2. Side crunch. Start in the basic position. Let both knees move slowly to one side, don’t turn the hips too far. Exhale, pull the abs in, lift both shoulder blades off the floor and slowly come back.
3. Reverse curl. Now lift your feet off the floor and pull your knees up above your hips. Tighten your abdomen and buttocks and lift the pelvis slightly off the floor as you exhale. Gently back and inhale again.
Repeat the exercises eight to 12 times and rest between exercises and then do the entire series two more times. Perform all exercises slowly and in a controlled manner.

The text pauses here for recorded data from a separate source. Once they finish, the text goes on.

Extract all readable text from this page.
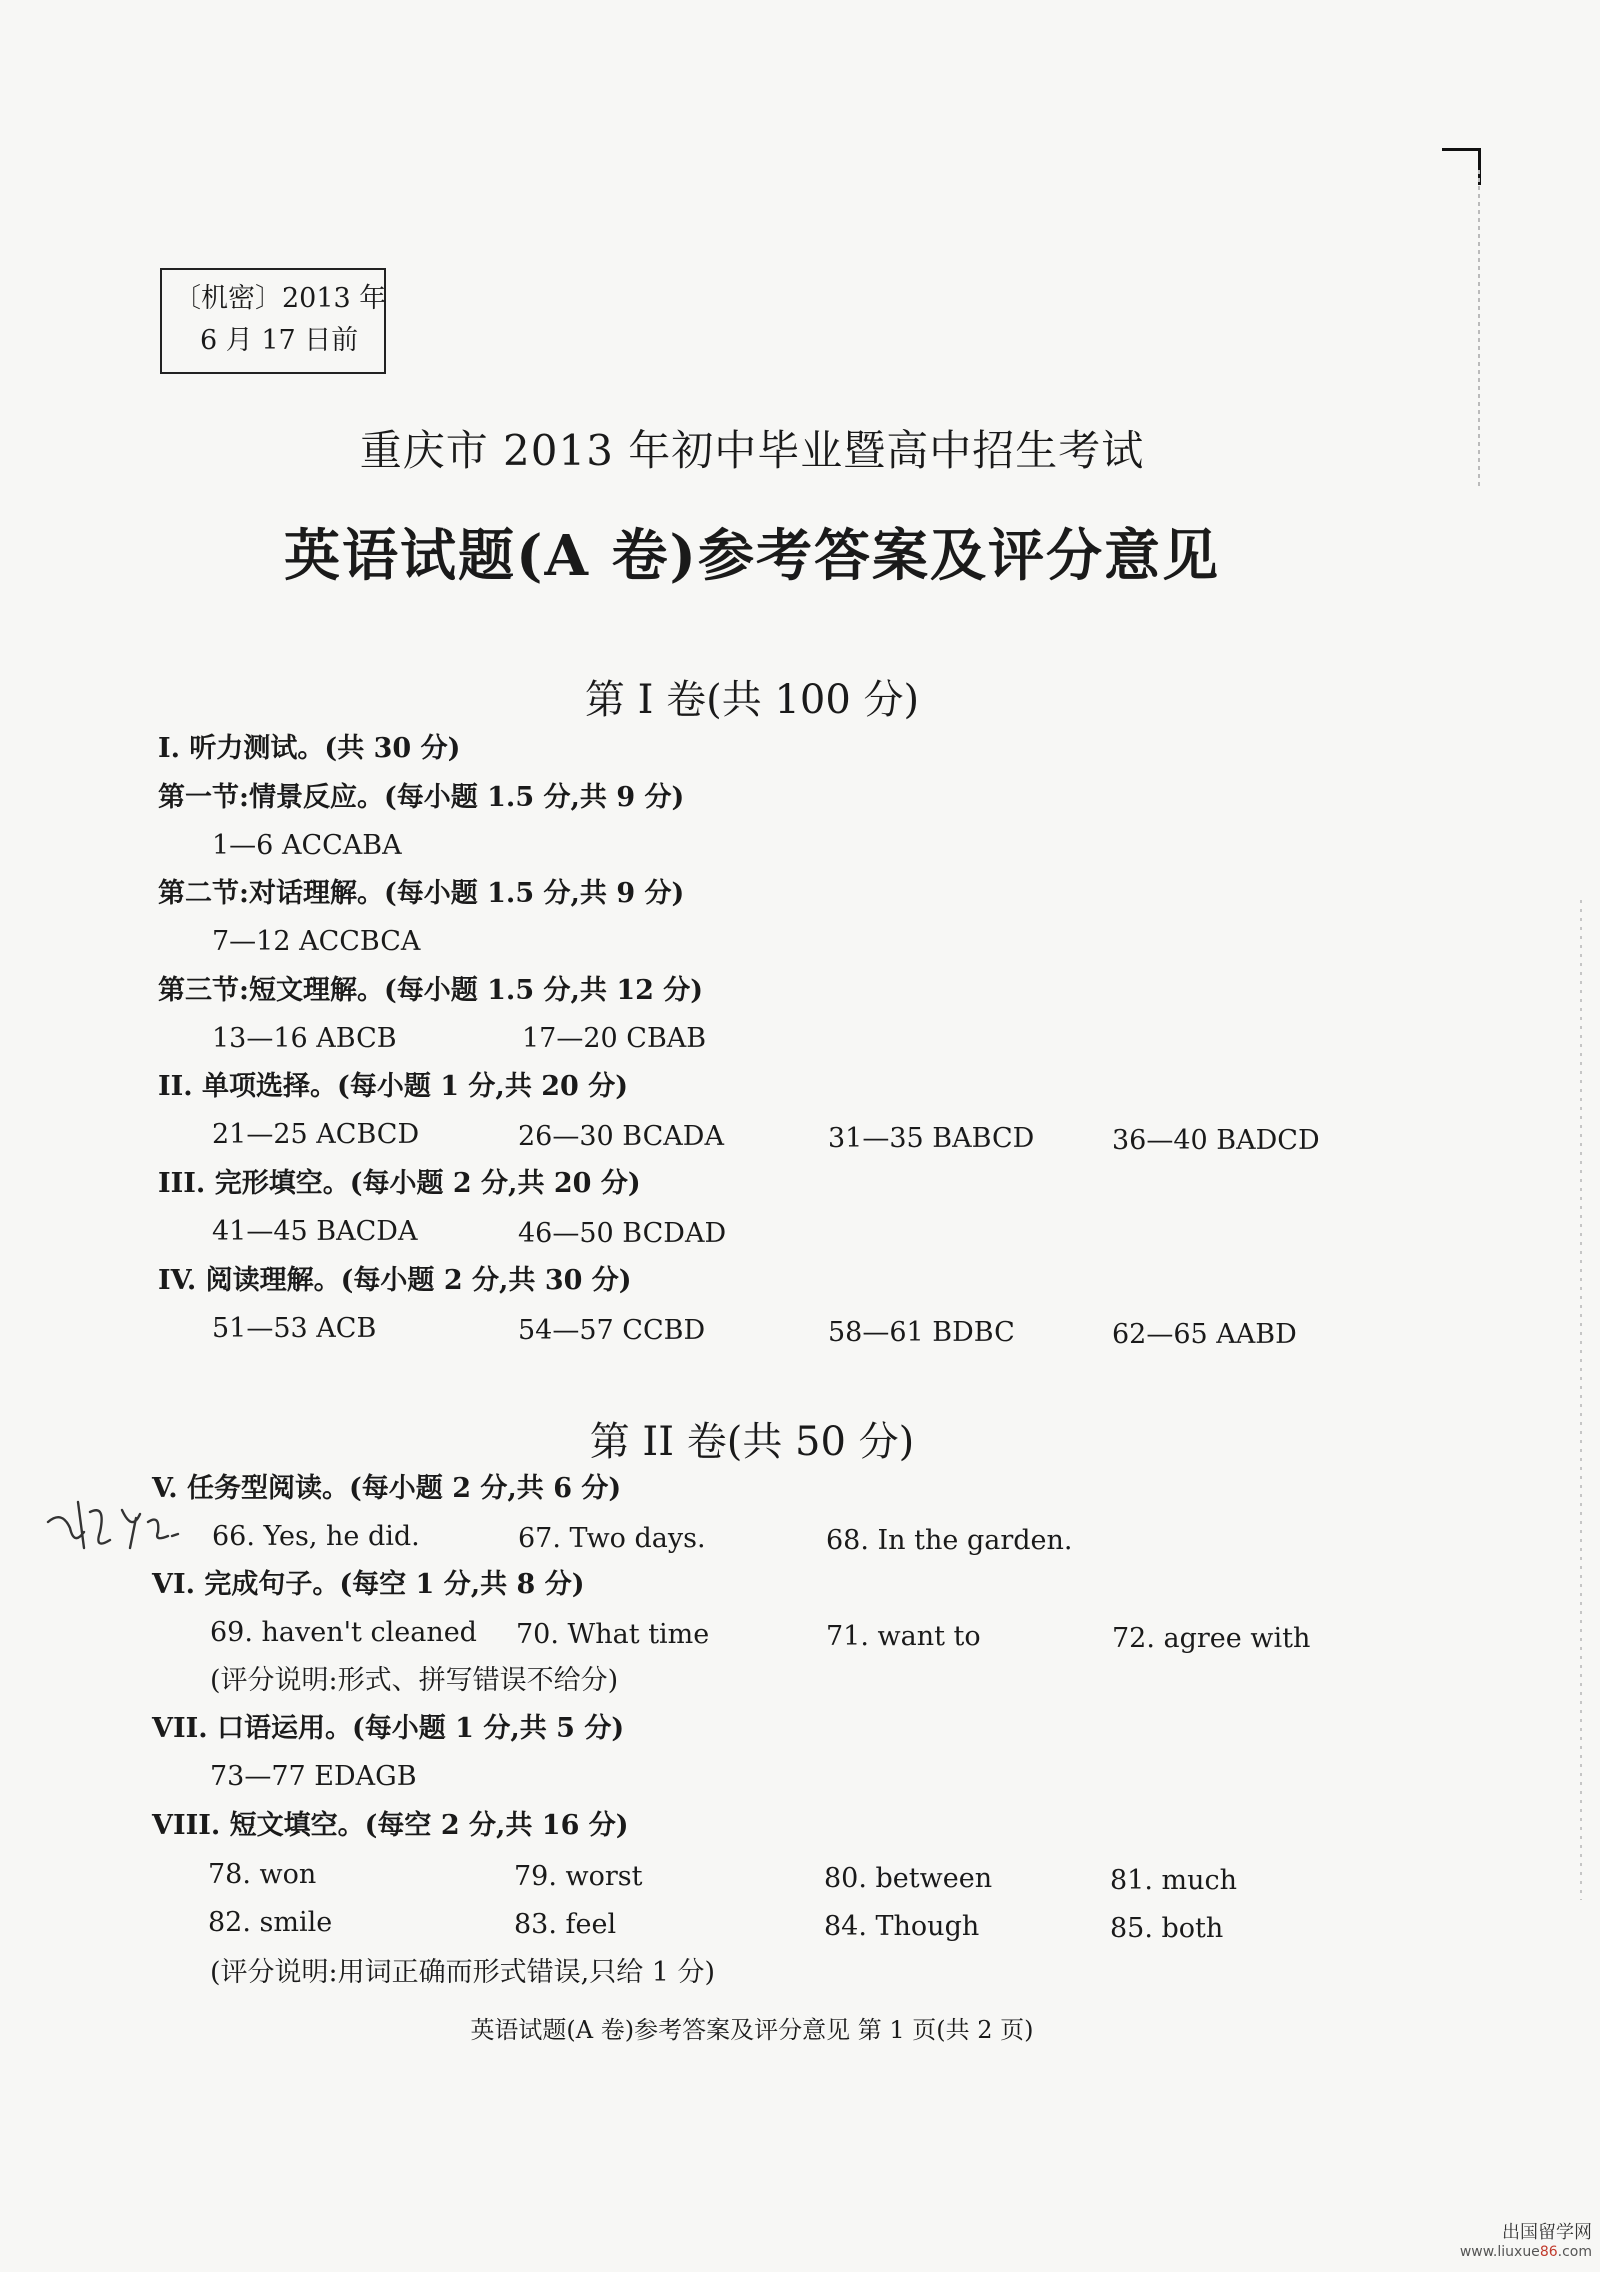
〔机密〕2013 年
6 月 17 日前
重庆市 2013 年初中毕业暨高中招生考试
英语试题(A 卷)参考答案及评分意见
第 I 卷(共 100 分)
I. 听力测试。(共 30 分)
第一节:情景反应。(每小题 1.5 分,共 9 分)
1—6 ACCABA
第二节:对话理解。(每小题 1.5 分,共 9 分)
7—12 ACCBCA
第三节:短文理解。(每小题 1.5 分,共 12 分)
13—16 ABCB	17—20 CBAB
II. 单项选择。(每小题 1 分,共 20 分)
21—25 ACBCD	26—30 BCADA	31—35 BABCD	36—40 BADCD
III. 完形填空。(每小题 2 分,共 20 分)
41—45 BACDA	46—50 BCDAD
IV. 阅读理解。(每小题 2 分,共 30 分)
51—53 ACB	54—57 CCBD	58—61 BDBC	62—65 AABD
第 II 卷(共 50 分)
V. 任务型阅读。(每小题 2 分,共 6 分)
66. Yes, he did.	67. Two days.	68. In the garden.
VI. 完成句子。(每空 1 分,共 8 分)
69. haven't cleaned 70. What time	71. want to	72. agree with
(评分说明:形式、拼写错误不给分)
VII. 口语运用。(每小题 1 分,共 5 分)
73—77 EDAGB
VIII. 短文填空。(每空 2 分,共 16 分)
78. won	79. worst	80. between	81. much
82. smile	83. feel	84. Though	85. both
(评分说明:用词正确而形式错误,只给 1 分)
英语试题(A 卷)参考答案及评分意见 第 1 页(共 2 页)
出国留学网
www.liuxue86.com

Stretching shoulders and arms
You can also use your bath towel to stretch your shoulders and arms.
1. Grab your bath towel with two hands in front of you at shoulder width and chest height. Now lift the bath towel up above your head. Pull it back slightly until you feel a stretch.
2. Now let go with one hand and grab the towel from below on your back. Now pull up gently until you feel a stretch.
3. Then pull the towel up with the other arm until you feel a stretch.
4. Stretch for 15 to 30 seconds and repeat the exercises 3 times for optimal results. Always perform all stretching movements in a calm and controlled manner.